Enseignement supérieur : Conakry accueille la 42e session du Conseil des ministres du CAMES, une première historique pour la Guinée

La capitale guinéenne entre dans l’histoire de l’enseignement supérieur africain. Pour la première fois depuis sa création en 1968, le Conseil Africain et Malgache pour l’Enseignement Supérieur (CAMES) tient sa session ordinaire des ministres en République de Guinée. Un événement de portée continentale, marqué par une solennité particulière et un regain d’ambition pour l’intégration académique africaine.
La 42e session, qui se déroule du 22 au 24 mai à Conakry, réunit des délégations venues de 19 États membres du CAMES, dont le Tchad, Madagascar et le Gabon. Sont présents ministres, enseignants-chercheurs, experts et hauts responsables académiques. Tous se sont donné rendez-vous pour discuter des grandes orientations stratégiques en matière d’enseignement supérieur, de recherche scientifique et d’innovation en Afrique francophone.

Dans son allocution d’ouverture, le Premier ministre guinéen Amadou Oury Bah a salué un moment « historique » pour la Guinée, soulignant qu’il s’agit d’un retour significatif du pays sur la scène académique africaine. « La Guinée revient avec détermination et ambition. Nous voulons rattraper le retard accumulé et participer activement à la transformation du paysage de l’enseignement supérieur africain », a-t-il déclaré. Le chef du gouvernement a insisté sur la nécessité de mutualiser les ressources africaines face aux défis démographiques, économiques et technologiques du continent, alertant sur les risques liés à la révolution numérique et à l’intelligence artificielle : « Celui qui ne produit pas suffisamment sera relégué à la périphérie du savoir. »

Ce choix du CAMES de tenir ses travaux à Conakry n’est pas anodin. Il traduit une reconnaissance du travail accompli par les autorités guinéennes ces dernières années pour repositionner le pays dans les instances académiques régionales. Alpha Bacar Barry, ministre guinéen de l’Enseignement supérieur, de la Recherche scientifique et de l’Innovation, y voit l’aboutissement d’une dynamique amorcée depuis 2022. « Ces quatre dernières années, nous avons travaillé sans relâche pour que la Guinée retrouve sa place dans les grandes instances académiques du continent », a-t-il confié. Il a rappelé que la Guinée a successivement accueilli deux réunions du Comité consultatif général du CAMES, puis, en novembre 2024, le prestigieux concours d’agrégation en sciences de la santé, ayant réuni plus de 600 candidats de 13 pays.

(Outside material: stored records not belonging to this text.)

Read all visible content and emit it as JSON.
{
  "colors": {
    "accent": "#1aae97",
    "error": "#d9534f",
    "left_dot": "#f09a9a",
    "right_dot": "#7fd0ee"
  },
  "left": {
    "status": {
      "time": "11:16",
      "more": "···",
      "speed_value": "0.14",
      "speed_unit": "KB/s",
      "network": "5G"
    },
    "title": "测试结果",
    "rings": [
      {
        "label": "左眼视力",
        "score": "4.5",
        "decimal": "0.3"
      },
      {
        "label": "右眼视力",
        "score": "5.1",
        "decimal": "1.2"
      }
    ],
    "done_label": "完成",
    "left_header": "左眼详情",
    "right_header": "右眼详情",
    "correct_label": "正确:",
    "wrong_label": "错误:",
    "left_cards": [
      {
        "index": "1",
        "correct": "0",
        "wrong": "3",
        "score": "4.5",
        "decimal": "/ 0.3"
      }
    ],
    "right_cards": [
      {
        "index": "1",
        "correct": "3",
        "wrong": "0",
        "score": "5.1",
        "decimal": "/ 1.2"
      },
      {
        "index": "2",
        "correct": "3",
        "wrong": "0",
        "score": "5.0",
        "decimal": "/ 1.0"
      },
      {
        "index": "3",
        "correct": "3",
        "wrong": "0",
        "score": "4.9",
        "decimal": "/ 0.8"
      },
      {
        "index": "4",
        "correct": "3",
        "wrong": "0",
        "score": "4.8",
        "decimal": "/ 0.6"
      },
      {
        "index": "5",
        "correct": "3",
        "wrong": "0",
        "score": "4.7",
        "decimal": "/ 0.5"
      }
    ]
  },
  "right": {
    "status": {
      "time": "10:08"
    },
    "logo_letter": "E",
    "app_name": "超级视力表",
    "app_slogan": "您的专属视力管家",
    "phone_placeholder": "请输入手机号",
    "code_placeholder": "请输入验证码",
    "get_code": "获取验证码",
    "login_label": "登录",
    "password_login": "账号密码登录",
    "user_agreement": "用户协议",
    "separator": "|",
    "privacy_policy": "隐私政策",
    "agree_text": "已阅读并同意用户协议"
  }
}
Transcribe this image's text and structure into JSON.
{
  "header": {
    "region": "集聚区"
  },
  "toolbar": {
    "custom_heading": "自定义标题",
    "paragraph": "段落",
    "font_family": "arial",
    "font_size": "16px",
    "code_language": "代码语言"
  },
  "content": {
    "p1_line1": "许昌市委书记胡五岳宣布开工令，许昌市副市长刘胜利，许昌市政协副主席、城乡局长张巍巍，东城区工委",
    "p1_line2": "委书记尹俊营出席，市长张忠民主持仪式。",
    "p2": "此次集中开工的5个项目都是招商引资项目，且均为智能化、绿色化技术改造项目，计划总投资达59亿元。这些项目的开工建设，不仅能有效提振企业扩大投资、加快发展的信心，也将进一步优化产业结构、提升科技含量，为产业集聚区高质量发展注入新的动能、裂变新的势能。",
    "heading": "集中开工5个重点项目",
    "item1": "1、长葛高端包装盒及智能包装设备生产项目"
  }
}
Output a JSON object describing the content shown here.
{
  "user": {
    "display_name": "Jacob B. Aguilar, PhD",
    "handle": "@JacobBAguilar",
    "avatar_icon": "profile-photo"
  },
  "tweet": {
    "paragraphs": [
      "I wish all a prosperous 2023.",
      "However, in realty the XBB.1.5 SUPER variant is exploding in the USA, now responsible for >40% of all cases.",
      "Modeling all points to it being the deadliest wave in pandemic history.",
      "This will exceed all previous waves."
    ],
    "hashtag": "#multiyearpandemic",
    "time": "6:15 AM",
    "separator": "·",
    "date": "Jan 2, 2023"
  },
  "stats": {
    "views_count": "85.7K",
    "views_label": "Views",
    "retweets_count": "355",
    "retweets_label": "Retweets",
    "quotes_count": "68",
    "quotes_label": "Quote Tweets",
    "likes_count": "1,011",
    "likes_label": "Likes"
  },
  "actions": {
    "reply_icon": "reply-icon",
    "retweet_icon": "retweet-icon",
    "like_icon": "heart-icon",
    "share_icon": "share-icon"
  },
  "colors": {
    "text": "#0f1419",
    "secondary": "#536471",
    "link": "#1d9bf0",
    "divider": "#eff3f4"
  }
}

Pour le professeur Souleymane Konaté, secrétaire général du CAMES, cette 42e session est une étape charnière. « Le CAMES a joué un rôle fondamental dans la construction d’un espace académique africain de qualité, en tissant des liens entre nos systèmes nationaux et en valorisant nos chercheurs », a-t-il affirmé. Il a également salué l’organisation réussie des concours d’agrégation en bimodal (présentiel et en ligne), une avancée majeure dans l’adaptabilité de l’institution face aux réalités contemporaines.

Au cœur des discussions figure l’évaluation du rapport d’activités 2024, le suivi de la mise en œuvre du Plan stratégique 2024-2028 et l’adoption de résolutions structurantes en vue d’atteindre l’objectif majeur : faire du CAMES une référence internationale en matière d’évaluation scientifique à l’horizon 2033. Les travaux évoqueront également les résultats de la 14e réunion extraordinaire du Comité consultatif général (CCG) à Niamey, les préparatifs de la 47e session des comités interafricains à Ouagadougou et les efforts déployés en matière d’assurance qualité.

La présidente en exercice du Conseil des ministres du CAMES, la professeure Édith Delphine Emmanuel-Adouki, ministre de l’Enseignement supérieur du Congo, a appelé à la consolidation des acquis sans céder à l’autosatisfaction. « Le bilan que nous dressons aujourd’hui, bien que non exhaustif, est source de légitime satisfaction. Mais il ne doit en aucun cas nous faire oublier les défis persistants, dans un monde de plus en plus marqué par l’intelligence artificielle », a-t-elle averti. Elle a encouragé la poursuite de la dynamique d’ouverture, notamment avec l’implication accrue de pays comme le Tchad, la Guinée équatoriale et de nouveaux partenaires techniques et financiers.

Cette session de Conakry, qui coïncide avec le 57e anniversaire du CAMES, cristallise l’ambition de bâtir un espace académique africain intégré, harmonisé et porteur d’excellence. Elle symbolise également le retour affirmé de la Guinée comme acteur incontournable de la diplomatie académique continentale. À Conakry, l’heure est à la mobilisation, à la solidarité et à l’ambition partagée.